Tuesday, November 14, 2017
BENTONVILLE -- The School District's warehouse and West High School stadium projects moved forward Monday with the hiring of firms that will work on them.
Hight Jackson Associates will be the architect and Flintco will serve as construction manager on the $3.7 million stadium project.
The Bentonville School Board voted 6-0 Monday to grant 2.25 percent raises to classified staff members. The raise doesn’t apply to about 69 bus drivers who were hired on a pay scale higher than what drivers are hired on today. Classified employees voted on whether to accept the raise; 545 voted for it and nine voted against it, according to Janet Schwanhausser, district finance director.
The board previously granted 2.25 percent raises to certified staff members, including teachers, last month.
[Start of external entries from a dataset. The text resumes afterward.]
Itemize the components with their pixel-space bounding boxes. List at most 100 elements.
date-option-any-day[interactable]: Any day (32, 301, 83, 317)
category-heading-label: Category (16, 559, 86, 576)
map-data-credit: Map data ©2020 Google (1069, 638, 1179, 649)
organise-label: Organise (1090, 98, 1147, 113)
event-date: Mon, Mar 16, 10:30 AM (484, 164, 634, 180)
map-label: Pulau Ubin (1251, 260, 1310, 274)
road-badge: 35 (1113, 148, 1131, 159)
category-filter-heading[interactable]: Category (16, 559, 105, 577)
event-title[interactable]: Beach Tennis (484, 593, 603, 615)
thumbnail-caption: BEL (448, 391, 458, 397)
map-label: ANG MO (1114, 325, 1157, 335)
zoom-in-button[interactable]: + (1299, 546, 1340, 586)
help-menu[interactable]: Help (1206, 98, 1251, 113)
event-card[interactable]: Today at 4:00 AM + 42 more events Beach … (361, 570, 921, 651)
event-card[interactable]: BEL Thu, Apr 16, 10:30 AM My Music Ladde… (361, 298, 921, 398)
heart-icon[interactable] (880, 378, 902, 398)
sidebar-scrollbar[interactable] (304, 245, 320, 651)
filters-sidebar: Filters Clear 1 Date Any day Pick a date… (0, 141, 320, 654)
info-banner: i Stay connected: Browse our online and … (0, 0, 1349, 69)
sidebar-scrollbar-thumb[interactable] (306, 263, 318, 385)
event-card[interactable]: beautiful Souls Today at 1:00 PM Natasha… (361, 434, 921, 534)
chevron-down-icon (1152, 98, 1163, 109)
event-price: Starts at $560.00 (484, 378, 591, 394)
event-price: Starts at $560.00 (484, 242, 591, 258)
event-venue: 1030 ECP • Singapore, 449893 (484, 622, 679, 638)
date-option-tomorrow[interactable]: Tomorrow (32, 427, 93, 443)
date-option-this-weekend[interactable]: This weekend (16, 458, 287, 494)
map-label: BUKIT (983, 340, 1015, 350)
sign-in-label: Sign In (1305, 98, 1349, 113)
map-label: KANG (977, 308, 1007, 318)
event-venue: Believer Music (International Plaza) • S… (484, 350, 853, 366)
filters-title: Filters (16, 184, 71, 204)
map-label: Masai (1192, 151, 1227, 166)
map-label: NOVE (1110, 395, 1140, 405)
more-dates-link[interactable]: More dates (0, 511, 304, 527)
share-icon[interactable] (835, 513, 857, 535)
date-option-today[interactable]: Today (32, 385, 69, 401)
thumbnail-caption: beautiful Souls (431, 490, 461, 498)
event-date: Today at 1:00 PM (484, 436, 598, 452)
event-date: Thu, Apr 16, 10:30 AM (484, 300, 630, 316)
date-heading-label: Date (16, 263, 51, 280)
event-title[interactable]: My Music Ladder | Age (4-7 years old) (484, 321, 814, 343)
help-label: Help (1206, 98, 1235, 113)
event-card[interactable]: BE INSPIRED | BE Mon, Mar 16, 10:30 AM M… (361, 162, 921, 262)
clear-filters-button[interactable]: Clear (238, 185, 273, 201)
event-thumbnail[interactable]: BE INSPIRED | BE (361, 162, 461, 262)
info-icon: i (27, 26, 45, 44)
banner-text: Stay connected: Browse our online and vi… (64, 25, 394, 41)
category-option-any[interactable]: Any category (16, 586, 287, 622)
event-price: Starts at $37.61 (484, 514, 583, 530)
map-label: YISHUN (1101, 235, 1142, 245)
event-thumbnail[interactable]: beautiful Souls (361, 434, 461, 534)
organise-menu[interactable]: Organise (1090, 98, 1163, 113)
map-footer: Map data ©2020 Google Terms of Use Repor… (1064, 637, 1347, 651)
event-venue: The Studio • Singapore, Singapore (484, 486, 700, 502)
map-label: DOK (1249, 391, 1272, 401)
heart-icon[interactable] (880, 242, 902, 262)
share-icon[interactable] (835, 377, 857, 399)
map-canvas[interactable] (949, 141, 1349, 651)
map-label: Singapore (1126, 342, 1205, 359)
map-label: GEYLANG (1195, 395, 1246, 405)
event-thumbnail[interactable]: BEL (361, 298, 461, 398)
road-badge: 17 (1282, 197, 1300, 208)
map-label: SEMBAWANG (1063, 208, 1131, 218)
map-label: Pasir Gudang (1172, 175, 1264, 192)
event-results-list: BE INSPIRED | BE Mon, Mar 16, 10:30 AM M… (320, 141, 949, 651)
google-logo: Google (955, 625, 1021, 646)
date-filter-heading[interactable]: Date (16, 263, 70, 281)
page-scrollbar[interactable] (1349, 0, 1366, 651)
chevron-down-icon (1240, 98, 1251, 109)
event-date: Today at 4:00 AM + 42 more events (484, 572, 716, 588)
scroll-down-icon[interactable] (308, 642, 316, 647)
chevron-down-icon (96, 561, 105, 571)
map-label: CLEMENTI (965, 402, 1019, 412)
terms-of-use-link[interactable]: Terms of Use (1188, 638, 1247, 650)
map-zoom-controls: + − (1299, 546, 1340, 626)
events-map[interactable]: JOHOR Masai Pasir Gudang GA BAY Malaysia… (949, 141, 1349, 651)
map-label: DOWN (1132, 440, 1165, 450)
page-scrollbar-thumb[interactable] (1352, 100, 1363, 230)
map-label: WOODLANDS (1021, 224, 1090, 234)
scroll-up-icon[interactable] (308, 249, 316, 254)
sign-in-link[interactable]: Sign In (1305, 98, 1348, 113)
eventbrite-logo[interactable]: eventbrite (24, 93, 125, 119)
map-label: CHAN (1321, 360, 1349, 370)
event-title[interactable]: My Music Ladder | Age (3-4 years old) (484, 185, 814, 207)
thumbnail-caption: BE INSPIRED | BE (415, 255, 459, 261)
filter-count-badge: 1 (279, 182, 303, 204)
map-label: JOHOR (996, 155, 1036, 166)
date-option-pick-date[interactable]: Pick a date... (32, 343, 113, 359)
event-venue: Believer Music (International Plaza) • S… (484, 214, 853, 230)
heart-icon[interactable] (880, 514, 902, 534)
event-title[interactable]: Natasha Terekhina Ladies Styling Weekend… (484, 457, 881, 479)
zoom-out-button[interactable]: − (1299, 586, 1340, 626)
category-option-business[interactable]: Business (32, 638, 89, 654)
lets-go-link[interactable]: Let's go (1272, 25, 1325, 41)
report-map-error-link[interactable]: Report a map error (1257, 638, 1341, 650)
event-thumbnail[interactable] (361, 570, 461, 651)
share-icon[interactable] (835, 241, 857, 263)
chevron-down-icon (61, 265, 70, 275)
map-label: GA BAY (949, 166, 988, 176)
All raises are retroactive to July 1.
Source: Staff report
Both firms did the work on the rest of West High School, which was completed in July 2016. The stadium is seen as an extension of that project, which is why Hight Jackson and Flintco got the job, said Paul Wallace, the district's director of facilities.
Joe Quinn was one of two board members who voted against putting district money toward the stadium when the board voted on the issue last month. On Monday, however, Quinn said he was pleased with the financial approach the district is taking.
"We're guaranteeing the project comes in to the available dollars, instead of the other way around. So it's conservative fiscal management," Quinn said.
West High School's stadium, in its current condition, does not qualify to host varsity football games. The team plays its home games at Bentonville High School's Tiger Stadium.
The board in July committed to providing nearly $2 million to help finish the stadium. The board later approved using sponsorship contributions to the athletic department totaling $120,000 per year for 15 years to achieve the additional $1.8 million needed to complete the job.
The stadium is expected to be completed by August.
The board on Monday also unanimously approved hiring Hight Jackson Associates as architect and Crossland Construction Co. as construction manager to renovate the old Ambassadors for Christ Academy building into a warehouse.
The district bought the building in north Bentonville for $2.8 million. Officials have estimated it will require about $1 million to renovate it to suit the district's needs as a warehouse. Wallace said he expects the project to be completed by the end of June.
Meanwhile, the district's current warehouse at 1003 S. Main St. remains for sale. Two offers on the property -- both reported to have been for $1 million -- have been rescinded, Wallace said.
"We've had some other people, as early as last week, looking at it," he said.
The new warehouse, once completed, will offer more than four times the space of the current one. Expanding warehouse space has been high on the district's to-do list for the past 10 years.
In other business at Monday's meeting, the board decided by a 4-2 vote to hold its next board election in conjunction with the general election of Nov. 6.
Annual school board elections have been on the third Tuesday of September for decades. They now must be the same day as preferential primaries in the spring or the general election in November. The change is required under Act 910 of this year's legislative session.
Matt Burgess, Willie Cowgur, Eric White and Quinn voted for the November date. Brent Leas and Rebecca Powers voted against it. Travis Riggs, board president, was absent.
The Fayetteville and Rogers school boards decided last month to hold their board elections in May.
Act 910 sets forth that whichever date a board chooses, that board may not hold a special election for the remainder of the year seeking a change to the school district's millage rate.
Cowgur and Riggs said at the board's Nov. 6 meeting they preferred the November election date because they don't want the district to be restricted to the first few months of the year in case they wish to hold a millage election in the future.
Their comments caused some in the community to speculate the board intends to seek another millage increase soon, even though the district just passed a 1.9-mill tax increase in May. Such speculation is "absolutely false," Cowgur said.
"My intentions are to fulfill the five-year plan that we have, use the money from the millage that we have and really not have to look at anything for another five, six years," Cowgur said. "There's no indication we will have a millage based on the conversation regarding the May or November election."